Validation of total tumor-infiltrating lymphocyte (TIL) gene signature scores. (A) For a subset of basal-like patients from The Cancer Genome Atlas (TCGA) with previously published histologic TIL scores (n = 156) according to Danaher et al,¹⁹ the total TIL gene signature scores (x-axis) were correlated with histologic stromal TIL counts (y-axis). The 75th percentile of histologic (35% stromal TILs) and gene signature TIL scores (5.92) are represented by dashed black lines. Tumor subtype is reflected by point color (estrogen receptor–positive breast cancers [ER-positive BCs], n = 21; triple-negative BCs ([TNBCs], n = 135). The linear regression line with 95% CIs is shown in blue. Pearson’s R = 0.44; P = 1.18E-08. (B-D) For all patients with ER-positive BCs (n = 697) and TNBCs (n = 191) in TCGA, patients were classified as immune cell “High” (Danaher et l¹⁹ total TIL gene signature score in the top 25th percentile) or “Low” (Danaher total TIL gene signature scores in the bottom 75th percentile), represented on the x-axis.

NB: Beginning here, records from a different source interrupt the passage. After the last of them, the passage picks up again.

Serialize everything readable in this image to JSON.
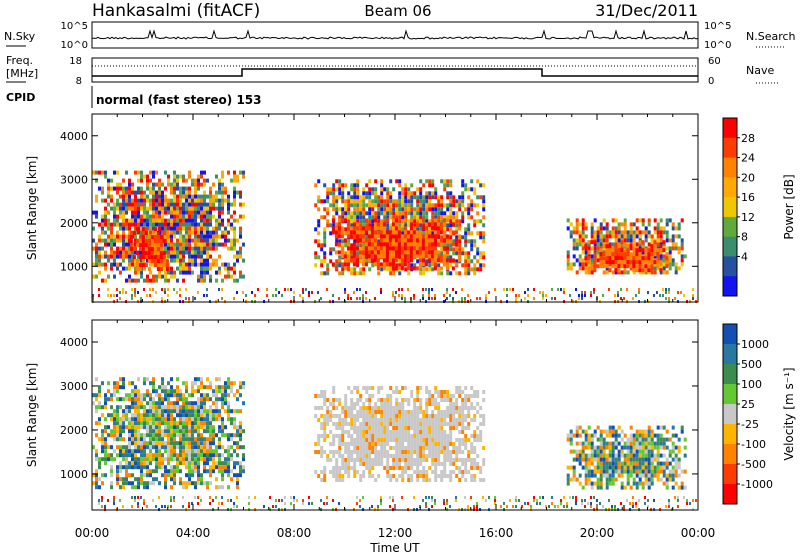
{
  "header": {
    "station": "Hankasalmi (fitACF)",
    "beam": "Beam 06",
    "date": "31/Dec/2011"
  },
  "nsky_panel": {
    "left_label": "N.Sky",
    "right_label": "N.Search",
    "left_ticks": [
      "10^5",
      "10^0"
    ],
    "right_ticks": [
      "10^5",
      "10^0"
    ]
  },
  "freq_panel": {
    "left_label_line1": "Freq.",
    "left_label_line2": "[MHz]",
    "right_label": "Nave",
    "left_ticks": [
      "18",
      "8"
    ],
    "right_ticks": [
      "60",
      "0"
    ]
  },
  "cpid_panel": {
    "label": "CPID",
    "value": "normal (fast stereo) 153"
  },
  "x_axis": {
    "label": "Time UT",
    "ticks": [
      "00:00",
      "04:00",
      "08:00",
      "12:00",
      "16:00",
      "20:00",
      "00:00"
    ]
  },
  "chart_data": [
    {
      "type": "heatmap",
      "variable": "power",
      "ylabel": "Slant Range [km]",
      "ylim": [
        180,
        4500
      ],
      "yticks": [
        1000,
        2000,
        3000,
        4000
      ],
      "xlim": [
        0,
        24
      ],
      "colorbar": {
        "label": "Power [dB]",
        "ticks": [
          "28",
          "24",
          "20",
          "16",
          "12",
          "8",
          "4"
        ],
        "colors": [
          "#ff0000",
          "#ff3c00",
          "#ff8200",
          "#ffaa00",
          "#f0c800",
          "#5faa3c",
          "#3c8c6e",
          "#2850a0",
          "#1414f0"
        ]
      },
      "regions": [
        {
          "t0": 0.0,
          "t1": 6.0,
          "r0": 700,
          "r1": 3200,
          "level": "mixed"
        },
        {
          "t0": 1.5,
          "t1": 3.0,
          "r0": 900,
          "r1": 1900,
          "level": "high"
        },
        {
          "t0": 8.8,
          "t1": 15.5,
          "r0": 850,
          "r1": 3000,
          "level": "mixed"
        },
        {
          "t0": 9.5,
          "t1": 14.5,
          "r0": 950,
          "r1": 2100,
          "level": "high"
        },
        {
          "t0": 18.8,
          "t1": 23.5,
          "r0": 850,
          "r1": 2100,
          "level": "mixed"
        },
        {
          "t0": 19.5,
          "t1": 22.8,
          "r0": 900,
          "r1": 1600,
          "level": "high"
        }
      ]
    },
    {
      "type": "heatmap",
      "variable": "velocity",
      "ylabel": "Slant Range [km]",
      "ylim": [
        180,
        4500
      ],
      "yticks": [
        1000,
        2000,
        3000,
        4000
      ],
      "xlim": [
        0,
        24
      ],
      "colorbar": {
        "label": "Velocity [m s⁻¹]",
        "ticks": [
          "1000",
          "500",
          "100",
          "25",
          "-25",
          "-100",
          "-500",
          "-1000"
        ],
        "colors": [
          "#1450b4",
          "#2878a0",
          "#3c8c50",
          "#64c832",
          "#c8c8c8",
          "#ffb400",
          "#ff8200",
          "#ff3c00",
          "#ff0000"
        ]
      },
      "regions": [
        {
          "t0": 0.0,
          "t1": 6.0,
          "r0": 700,
          "r1": 3200,
          "level": "mixed"
        },
        {
          "t0": 8.8,
          "t1": 15.5,
          "r0": 850,
          "r1": 3000,
          "level": "ground"
        },
        {
          "t0": 18.8,
          "t1": 23.5,
          "r0": 700,
          "r1": 2100,
          "level": "mixed"
        }
      ]
    }
  ]
}
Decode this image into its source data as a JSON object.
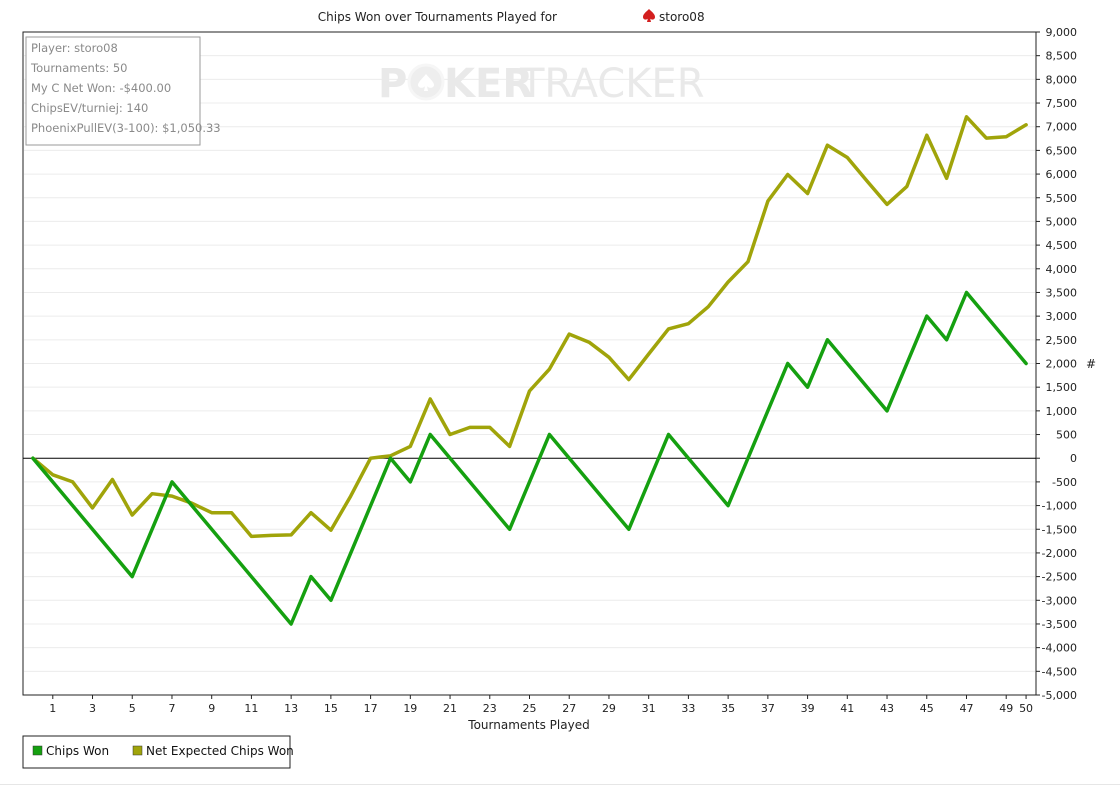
{
  "title": "Chips Won over Tournaments Played for",
  "player_name": "storo08",
  "info_box": {
    "lines": [
      "Player: storo08",
      "Tournaments: 50",
      "My C Net Won: -$400.00",
      "ChipsEV/turniej: 140",
      "PhoenixPullEV(3-100): $1,050.33"
    ]
  },
  "watermark": {
    "parts": [
      "P",
      "KER",
      "TRACKER"
    ]
  },
  "colors": {
    "chips_won": "#15a010",
    "net_expected": "#a0a40a",
    "grid": "#ececec",
    "axis": "#000000"
  },
  "chart_data": {
    "type": "line",
    "title": "Chips Won over Tournaments Played for storo08",
    "xlabel": "Tournaments Played",
    "ylabel": "#",
    "xlim": [
      -0.5,
      50.5
    ],
    "ylim": [
      -5000,
      9000
    ],
    "y_ticks": [
      9000,
      8500,
      8000,
      7500,
      7000,
      6500,
      6000,
      5500,
      5000,
      4500,
      4000,
      3500,
      3000,
      2500,
      2000,
      1500,
      1000,
      500,
      0,
      -500,
      -1000,
      -1500,
      -2000,
      -2500,
      -3000,
      -3500,
      -4000,
      -4500,
      -5000
    ],
    "y_tick_labels": [
      "9,000",
      "8,500",
      "8,000",
      "7,500",
      "7,000",
      "6,500",
      "6,000",
      "5,500",
      "5,000",
      "4,500",
      "4,000",
      "3,500",
      "3,000",
      "2,500",
      "2,000",
      "1,500",
      "1,000",
      "500",
      "0",
      "-500",
      "-1,000",
      "-1,500",
      "-2,000",
      "-2,500",
      "-3,000",
      "-3,500",
      "-4,000",
      "-4,500",
      "-5,000"
    ],
    "x_ticks": [
      1,
      3,
      5,
      7,
      9,
      11,
      13,
      15,
      17,
      19,
      21,
      23,
      25,
      27,
      29,
      31,
      33,
      35,
      37,
      39,
      41,
      43,
      45,
      47,
      49,
      50
    ],
    "x_tick_labels": [
      "1",
      "3",
      "5",
      "7",
      "9",
      "11",
      "13",
      "15",
      "17",
      "19",
      "21",
      "23",
      "25",
      "27",
      "29",
      "31",
      "33",
      "35",
      "37",
      "39",
      "41",
      "43",
      "45",
      "47",
      "49",
      "50"
    ],
    "grid": true,
    "legend_position": "bottom-left",
    "series": [
      {
        "name": "Chips Won",
        "color": "#15a010",
        "x": [
          0,
          5,
          7,
          13,
          14,
          15,
          18,
          19,
          20,
          24,
          26,
          30,
          32,
          35,
          38,
          39,
          40,
          43,
          45,
          46,
          47,
          50
        ],
        "y": [
          0,
          -2500,
          -500,
          -3500,
          -2500,
          -3000,
          0,
          -500,
          500,
          -1500,
          500,
          -1500,
          500,
          -1000,
          2000,
          1500,
          2500,
          1000,
          3000,
          2500,
          3500,
          2000
        ]
      },
      {
        "name": "Net Expected Chips Won",
        "color": "#a0a40a",
        "x": [
          0,
          1,
          2,
          3,
          4,
          5,
          6,
          7,
          8,
          9,
          10,
          11,
          12,
          13,
          14,
          15,
          16,
          17,
          18,
          19,
          20,
          21,
          22,
          23,
          24,
          25,
          26,
          27,
          28,
          29,
          30,
          31,
          32,
          33,
          34,
          35,
          36,
          37,
          38,
          39,
          40,
          41,
          42,
          43,
          44,
          45,
          46,
          47,
          48,
          49,
          50
        ],
        "y": [
          0,
          -350,
          -500,
          -1050,
          -450,
          -1200,
          -750,
          -800,
          -950,
          -1150,
          -1150,
          -1650,
          -1630,
          -1620,
          -1150,
          -1520,
          -800,
          0,
          50,
          250,
          1250,
          500,
          650,
          650,
          250,
          1420,
          1880,
          2620,
          2450,
          2130,
          1660,
          2200,
          2730,
          2840,
          3200,
          3720,
          4150,
          5430,
          5990,
          5590,
          6610,
          6350,
          5850,
          5360,
          5740,
          6820,
          5910,
          7210,
          6760,
          6790,
          7040
        ]
      }
    ]
  }
}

Distributions of (B) PAM50 subtypes, (C) Ki-67 expression categories and (D) tumor mutation burden (TMB) categories were compared between patients with immune-rich high and low ER-positive BCs and TNBCs separately. PAM50 and TMB categories were obtained from previous publications, and Ki-67 categories were defined as greater than (high) or less than (low) the median Ki-67 expression level across all patients.